The album of 2011? It just has to be Tom Waits Bad as Me (released October 21st). As the Rolling
Stone review says, the timing of the release of Waits' new album is impeccable.
TomWaits (born Los Angeles, U.S.A. December 7th 1949) Happy Birthday Tom ! has for decades enacted persona from the underbelly
of the American Dream, the dispossessed, down-and-outs, hard drinkers, lonesome
drifters and out-of-luck gamblers in the era of the Great Depression, such characters
surviving in dire straits come sharply
alive now in the New Depression.
Waits and his extraordinary voice has become a true American phenomenon and a world-wide star; utterly archetypal in his persona, his voice croons, bellows, growls, barks and snarls with characters walking straight out of the pages of a Damon Runyan short story with more than a nod to American literary giants such as William Burroughs, Charles Bukowski and Jack Kerouac. The present state of Waits' voice is show-cased in Glitter and Doom (2009) recorded live at various venues on tour. A showman in the true sense of the word, Waits has also developed his acting career in several film roles, most recently as the sinister Mr. Nick in Terry Gilliam's metaphysical fantasy, The Imaginarium of Dr. Parnassus (2009).

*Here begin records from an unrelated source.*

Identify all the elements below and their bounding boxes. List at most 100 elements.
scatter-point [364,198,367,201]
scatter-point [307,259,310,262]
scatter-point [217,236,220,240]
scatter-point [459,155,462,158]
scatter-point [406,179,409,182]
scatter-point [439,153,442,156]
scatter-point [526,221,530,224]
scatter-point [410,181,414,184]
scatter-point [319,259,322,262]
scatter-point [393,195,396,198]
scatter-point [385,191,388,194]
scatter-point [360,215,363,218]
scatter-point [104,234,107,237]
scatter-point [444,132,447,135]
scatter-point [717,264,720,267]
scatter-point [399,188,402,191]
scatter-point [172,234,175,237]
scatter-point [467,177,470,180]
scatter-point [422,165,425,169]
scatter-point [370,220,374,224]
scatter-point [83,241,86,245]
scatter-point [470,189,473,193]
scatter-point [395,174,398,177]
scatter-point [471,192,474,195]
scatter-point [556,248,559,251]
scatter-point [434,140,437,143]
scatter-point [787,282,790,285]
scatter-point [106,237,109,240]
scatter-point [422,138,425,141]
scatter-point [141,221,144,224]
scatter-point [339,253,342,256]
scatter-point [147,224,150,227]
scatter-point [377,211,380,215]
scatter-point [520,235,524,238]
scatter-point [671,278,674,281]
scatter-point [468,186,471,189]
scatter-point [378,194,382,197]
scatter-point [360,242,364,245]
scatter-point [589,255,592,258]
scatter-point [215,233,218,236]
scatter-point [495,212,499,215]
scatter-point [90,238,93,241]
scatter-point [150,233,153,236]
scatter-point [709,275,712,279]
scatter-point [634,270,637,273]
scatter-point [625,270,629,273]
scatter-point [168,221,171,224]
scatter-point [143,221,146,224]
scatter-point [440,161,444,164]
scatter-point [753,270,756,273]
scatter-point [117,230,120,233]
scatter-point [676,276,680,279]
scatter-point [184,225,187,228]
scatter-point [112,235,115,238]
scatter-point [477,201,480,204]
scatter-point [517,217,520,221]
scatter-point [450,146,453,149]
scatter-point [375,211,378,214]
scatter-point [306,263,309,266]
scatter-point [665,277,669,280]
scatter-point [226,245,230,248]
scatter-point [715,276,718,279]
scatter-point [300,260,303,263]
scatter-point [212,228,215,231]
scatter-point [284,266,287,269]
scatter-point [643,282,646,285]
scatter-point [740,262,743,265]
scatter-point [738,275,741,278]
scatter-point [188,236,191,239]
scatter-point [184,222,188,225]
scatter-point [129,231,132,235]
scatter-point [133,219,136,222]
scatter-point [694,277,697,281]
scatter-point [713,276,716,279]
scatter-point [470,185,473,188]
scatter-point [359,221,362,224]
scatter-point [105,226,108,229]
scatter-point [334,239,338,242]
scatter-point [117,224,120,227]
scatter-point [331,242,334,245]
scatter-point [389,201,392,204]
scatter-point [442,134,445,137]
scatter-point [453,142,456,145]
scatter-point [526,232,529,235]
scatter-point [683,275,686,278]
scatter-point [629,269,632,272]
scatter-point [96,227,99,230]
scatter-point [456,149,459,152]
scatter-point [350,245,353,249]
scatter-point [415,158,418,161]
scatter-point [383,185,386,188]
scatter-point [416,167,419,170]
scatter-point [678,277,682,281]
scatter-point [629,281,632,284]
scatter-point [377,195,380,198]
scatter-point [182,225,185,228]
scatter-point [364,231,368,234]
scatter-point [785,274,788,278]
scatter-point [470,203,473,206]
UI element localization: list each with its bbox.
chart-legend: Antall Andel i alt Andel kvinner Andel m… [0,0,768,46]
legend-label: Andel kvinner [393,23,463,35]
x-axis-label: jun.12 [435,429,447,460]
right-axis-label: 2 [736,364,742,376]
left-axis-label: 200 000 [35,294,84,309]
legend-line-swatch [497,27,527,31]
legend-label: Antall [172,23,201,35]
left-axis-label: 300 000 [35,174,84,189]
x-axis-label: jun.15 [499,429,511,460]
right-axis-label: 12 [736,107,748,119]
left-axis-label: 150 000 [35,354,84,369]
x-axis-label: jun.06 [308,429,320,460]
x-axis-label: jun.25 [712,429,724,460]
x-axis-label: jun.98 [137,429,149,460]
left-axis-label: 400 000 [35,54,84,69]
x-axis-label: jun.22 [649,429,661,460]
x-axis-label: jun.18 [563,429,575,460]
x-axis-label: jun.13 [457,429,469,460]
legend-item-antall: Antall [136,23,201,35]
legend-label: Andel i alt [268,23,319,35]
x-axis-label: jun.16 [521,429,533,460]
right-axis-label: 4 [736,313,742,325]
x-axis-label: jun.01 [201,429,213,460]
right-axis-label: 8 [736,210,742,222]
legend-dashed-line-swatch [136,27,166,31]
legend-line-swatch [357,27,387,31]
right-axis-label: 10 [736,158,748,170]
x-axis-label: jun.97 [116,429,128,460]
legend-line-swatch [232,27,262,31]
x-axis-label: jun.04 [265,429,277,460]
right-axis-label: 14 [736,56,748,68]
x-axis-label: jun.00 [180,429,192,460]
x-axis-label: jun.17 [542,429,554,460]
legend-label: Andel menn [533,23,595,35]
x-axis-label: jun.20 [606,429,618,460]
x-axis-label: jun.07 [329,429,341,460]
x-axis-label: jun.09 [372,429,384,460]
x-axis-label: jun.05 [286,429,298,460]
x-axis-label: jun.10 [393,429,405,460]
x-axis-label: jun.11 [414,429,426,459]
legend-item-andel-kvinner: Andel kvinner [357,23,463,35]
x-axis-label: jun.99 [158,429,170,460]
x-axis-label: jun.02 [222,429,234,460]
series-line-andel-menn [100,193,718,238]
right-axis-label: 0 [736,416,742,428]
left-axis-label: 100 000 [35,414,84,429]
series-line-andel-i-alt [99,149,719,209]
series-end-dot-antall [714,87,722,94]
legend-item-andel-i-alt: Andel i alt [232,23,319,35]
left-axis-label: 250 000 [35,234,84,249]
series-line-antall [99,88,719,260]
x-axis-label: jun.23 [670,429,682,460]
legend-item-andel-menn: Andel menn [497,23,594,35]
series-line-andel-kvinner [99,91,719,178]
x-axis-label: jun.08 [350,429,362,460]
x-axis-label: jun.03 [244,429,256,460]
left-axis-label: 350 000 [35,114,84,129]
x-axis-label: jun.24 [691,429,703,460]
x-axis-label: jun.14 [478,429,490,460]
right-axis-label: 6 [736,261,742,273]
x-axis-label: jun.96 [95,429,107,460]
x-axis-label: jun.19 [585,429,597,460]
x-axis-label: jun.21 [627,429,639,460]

Bad as Me is Tom Waits' 17th album no less, since his debut recording in 1973. Although essentially rooted in R ‘n’B music, Waits shifts from genre to genre with ease – from Cuban Salsa to Metal, from Beat poet Jazz monologues to Weimar Republic-style Cabaret, from Vaudeville to Gospel and Blues. His song-writing is a compendium of American music. I can't think of any other singer/song-writer who has recorded in such a wide spectrum of genres or another singer capable of comparable vocal gymnastics (his vocal range encompasses 7 octaves) with perhaps the exception of the East German opera-trained, one time Punk rocker, Nina Hagen. And indeed Waits performs a Nina Hagen-style number in German on Alice (2002) entitled Kommienienzuspadt.